With historic SDR in television (e.g. Rec709 HDTV, PAL, NTSC), there was little intent that the reference match the distributed viewing displays.  This has been problematic since the dawn of  color television.  However, the dynamic range of SDR televisions, historically using cathode ray tubes (CRT’s), was limited both in bright range and dark range.  Phosphor emission spectra were also constrained in variability.  However, with HDR and WCG, as well as a wide variety of display technologies (and emission spectra), the variation has been greatly increased.  Any given end-user viewing HDR is likely to see an image that is substantially different than the reference viewing appearance.  The problem is not new, but has been greatly increased by HDR and WCG.

Multiple Versions

One approach to all of this variation is to have multiple versions.  These can be individually graded, lightly adjusted from other gradings, fully automatic, or a combination.  Implicit in using graded or adjusted versions is that each version is likely to express a different visual creative intent.  Multiple versions will usually not be the preferred architecture. 

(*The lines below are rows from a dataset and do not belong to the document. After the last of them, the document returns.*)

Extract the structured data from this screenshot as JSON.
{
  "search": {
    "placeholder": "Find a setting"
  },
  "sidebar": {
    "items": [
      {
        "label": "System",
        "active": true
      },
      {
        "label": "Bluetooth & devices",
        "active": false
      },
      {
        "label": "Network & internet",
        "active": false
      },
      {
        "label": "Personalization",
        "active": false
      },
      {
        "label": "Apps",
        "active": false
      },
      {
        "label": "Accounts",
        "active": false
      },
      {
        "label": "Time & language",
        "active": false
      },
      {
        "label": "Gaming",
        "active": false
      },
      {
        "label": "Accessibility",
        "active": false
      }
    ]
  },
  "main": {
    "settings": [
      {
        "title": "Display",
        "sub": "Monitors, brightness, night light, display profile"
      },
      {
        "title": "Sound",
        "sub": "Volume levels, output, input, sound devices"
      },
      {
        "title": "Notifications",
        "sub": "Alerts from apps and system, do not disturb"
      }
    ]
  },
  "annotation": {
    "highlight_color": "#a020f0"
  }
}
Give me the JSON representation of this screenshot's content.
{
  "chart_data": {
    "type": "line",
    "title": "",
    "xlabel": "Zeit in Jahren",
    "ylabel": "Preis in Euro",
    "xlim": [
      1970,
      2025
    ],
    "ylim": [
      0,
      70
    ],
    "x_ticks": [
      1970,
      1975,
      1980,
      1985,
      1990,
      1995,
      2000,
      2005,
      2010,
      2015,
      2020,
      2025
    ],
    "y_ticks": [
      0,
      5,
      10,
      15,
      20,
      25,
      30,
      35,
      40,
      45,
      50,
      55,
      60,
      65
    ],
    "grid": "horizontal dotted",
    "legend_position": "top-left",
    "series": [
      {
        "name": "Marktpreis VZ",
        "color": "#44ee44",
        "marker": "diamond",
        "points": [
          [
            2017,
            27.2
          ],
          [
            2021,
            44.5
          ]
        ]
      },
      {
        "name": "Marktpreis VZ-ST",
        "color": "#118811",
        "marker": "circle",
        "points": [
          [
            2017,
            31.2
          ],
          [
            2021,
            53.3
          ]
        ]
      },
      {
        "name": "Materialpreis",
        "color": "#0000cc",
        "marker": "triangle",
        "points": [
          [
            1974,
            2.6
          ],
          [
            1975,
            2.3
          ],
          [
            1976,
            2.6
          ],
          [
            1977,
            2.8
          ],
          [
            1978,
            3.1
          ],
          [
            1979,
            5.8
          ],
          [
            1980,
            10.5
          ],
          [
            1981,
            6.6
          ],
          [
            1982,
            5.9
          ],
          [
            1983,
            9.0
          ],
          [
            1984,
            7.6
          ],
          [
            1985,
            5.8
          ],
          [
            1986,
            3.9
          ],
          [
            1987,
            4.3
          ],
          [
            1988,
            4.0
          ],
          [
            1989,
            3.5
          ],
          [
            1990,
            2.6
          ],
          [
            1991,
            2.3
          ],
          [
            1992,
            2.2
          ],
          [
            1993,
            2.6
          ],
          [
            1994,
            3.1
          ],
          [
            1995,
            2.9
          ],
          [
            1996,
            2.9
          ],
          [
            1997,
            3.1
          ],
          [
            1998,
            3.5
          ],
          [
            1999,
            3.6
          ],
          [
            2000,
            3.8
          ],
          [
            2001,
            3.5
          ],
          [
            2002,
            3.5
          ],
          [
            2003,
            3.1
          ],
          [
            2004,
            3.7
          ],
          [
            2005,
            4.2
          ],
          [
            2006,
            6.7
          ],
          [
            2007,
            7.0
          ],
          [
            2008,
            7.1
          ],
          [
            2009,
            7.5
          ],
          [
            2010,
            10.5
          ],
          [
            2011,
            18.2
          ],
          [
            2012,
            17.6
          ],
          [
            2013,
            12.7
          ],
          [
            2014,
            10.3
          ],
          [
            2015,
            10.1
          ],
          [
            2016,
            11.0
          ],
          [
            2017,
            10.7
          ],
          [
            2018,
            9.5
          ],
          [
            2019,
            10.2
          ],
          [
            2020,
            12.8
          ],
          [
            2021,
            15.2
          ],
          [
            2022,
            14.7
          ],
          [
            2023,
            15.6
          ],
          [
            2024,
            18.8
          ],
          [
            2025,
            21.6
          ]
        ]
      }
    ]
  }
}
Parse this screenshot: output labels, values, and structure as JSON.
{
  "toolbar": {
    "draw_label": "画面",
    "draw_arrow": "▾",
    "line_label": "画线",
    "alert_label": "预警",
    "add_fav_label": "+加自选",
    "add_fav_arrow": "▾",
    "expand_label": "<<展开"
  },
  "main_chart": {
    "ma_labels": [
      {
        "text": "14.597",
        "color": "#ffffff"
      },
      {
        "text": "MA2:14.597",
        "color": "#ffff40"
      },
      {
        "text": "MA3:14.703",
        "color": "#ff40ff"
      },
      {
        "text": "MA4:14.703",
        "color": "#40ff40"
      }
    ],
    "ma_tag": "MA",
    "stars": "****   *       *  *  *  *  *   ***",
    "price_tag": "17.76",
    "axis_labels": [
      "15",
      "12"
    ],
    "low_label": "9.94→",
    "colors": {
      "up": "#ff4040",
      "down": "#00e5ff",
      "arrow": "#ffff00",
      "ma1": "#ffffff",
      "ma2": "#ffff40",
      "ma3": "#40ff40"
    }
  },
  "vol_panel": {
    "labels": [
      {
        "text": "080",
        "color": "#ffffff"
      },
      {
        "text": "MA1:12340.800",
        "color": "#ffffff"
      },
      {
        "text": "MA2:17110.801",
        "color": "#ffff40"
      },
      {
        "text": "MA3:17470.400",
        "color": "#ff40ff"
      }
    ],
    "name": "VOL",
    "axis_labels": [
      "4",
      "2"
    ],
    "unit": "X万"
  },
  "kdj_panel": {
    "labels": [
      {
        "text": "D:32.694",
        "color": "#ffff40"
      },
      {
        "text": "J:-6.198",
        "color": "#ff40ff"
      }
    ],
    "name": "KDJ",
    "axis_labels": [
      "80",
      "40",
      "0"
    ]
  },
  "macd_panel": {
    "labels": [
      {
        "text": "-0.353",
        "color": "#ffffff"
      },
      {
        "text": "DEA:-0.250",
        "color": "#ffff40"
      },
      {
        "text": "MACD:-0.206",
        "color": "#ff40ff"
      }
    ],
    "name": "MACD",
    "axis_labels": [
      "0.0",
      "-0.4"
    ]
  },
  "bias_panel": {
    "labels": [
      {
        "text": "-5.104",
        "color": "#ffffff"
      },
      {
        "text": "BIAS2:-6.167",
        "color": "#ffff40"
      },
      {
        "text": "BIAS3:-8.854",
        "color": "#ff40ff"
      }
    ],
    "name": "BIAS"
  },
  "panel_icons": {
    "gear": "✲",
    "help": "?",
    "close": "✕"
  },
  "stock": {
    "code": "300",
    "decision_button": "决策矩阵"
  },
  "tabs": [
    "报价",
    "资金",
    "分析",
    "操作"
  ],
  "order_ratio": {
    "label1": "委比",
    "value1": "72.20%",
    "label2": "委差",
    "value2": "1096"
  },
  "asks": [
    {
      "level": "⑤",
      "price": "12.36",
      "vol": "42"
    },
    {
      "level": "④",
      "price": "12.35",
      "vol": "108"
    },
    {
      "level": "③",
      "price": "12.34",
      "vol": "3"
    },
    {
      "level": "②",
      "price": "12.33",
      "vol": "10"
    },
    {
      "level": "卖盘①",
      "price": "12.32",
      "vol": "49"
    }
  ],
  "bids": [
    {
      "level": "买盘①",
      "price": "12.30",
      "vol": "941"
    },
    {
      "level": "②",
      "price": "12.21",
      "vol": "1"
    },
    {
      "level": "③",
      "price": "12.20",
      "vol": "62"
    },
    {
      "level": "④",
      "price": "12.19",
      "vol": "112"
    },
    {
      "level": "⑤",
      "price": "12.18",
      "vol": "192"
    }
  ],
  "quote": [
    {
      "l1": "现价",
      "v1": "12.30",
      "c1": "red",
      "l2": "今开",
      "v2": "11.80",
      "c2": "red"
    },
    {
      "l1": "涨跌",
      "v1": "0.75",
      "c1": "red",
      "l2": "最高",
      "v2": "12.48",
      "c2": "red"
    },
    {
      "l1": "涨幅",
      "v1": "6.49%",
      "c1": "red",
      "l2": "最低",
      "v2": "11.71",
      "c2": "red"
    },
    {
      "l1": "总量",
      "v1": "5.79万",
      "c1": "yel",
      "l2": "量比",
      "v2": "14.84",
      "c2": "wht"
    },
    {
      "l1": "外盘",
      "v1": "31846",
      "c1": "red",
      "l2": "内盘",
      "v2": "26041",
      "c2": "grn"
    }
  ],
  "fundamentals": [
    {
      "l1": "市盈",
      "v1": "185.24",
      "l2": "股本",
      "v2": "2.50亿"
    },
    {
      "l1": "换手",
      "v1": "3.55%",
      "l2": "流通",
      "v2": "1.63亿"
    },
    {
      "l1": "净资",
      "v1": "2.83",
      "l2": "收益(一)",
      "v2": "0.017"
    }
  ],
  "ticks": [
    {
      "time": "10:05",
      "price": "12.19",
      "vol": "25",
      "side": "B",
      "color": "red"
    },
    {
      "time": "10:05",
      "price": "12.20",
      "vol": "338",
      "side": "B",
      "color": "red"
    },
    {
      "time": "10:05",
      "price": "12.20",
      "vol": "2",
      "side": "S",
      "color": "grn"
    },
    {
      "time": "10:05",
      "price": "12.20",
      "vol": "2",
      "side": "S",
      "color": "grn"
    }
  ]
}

Most challenging is the disparity between the SDR version(s) and one or more HDR versions.

Single Creative Intent

The concept of a single master is based upon a) having a single creative intent over the entire range of presentation displays, and b) having technical mechanisms to adjust appearance for each such presentation display to consistently achieve that creative intent. 


The choice of a single creative intent will often be desirable for aesthetics and/or efficiency.  Having the ability to achieve a single creative intent does not preclude multiple versions.   However, if the technical mechanisms for consistent appearance are not available, then a single master is correspondingly also not available, even if a single master were to be the preferred choice.


Perhaps separate consideration is appropriate for SDR vs HDR, since it is challenging to span such a large range.  If SDR is its own grade, then HDR is also its own grade, and there are correspondingly dual creative intents.  SDR may also be distinguished between 48cd/m2 DCinema but maybe having a second SDR version for video at 100cd/m2, going perhaps up to 350cd/m2 with appropriate appearance compensation.  Having a single SDR master achieving consistent creative intent covering the range between 48cd/m2 and 350cd/m2 is likely to be useful, even if HDR is a separate version.  It could be postulated that there might be an SDR master from 48cd/m2 up to 350cd/m2, and a second HDR master from 350cd/m2 up to some appropriately high maximum (e.g. 3000cd/m2).  On the other hand, perhaps it is possible to achieve a single master covering the entire range of SDR through HDR.  Several functioning systems have been demonstrated at SMPTE, HPA, and elsewhere to support this.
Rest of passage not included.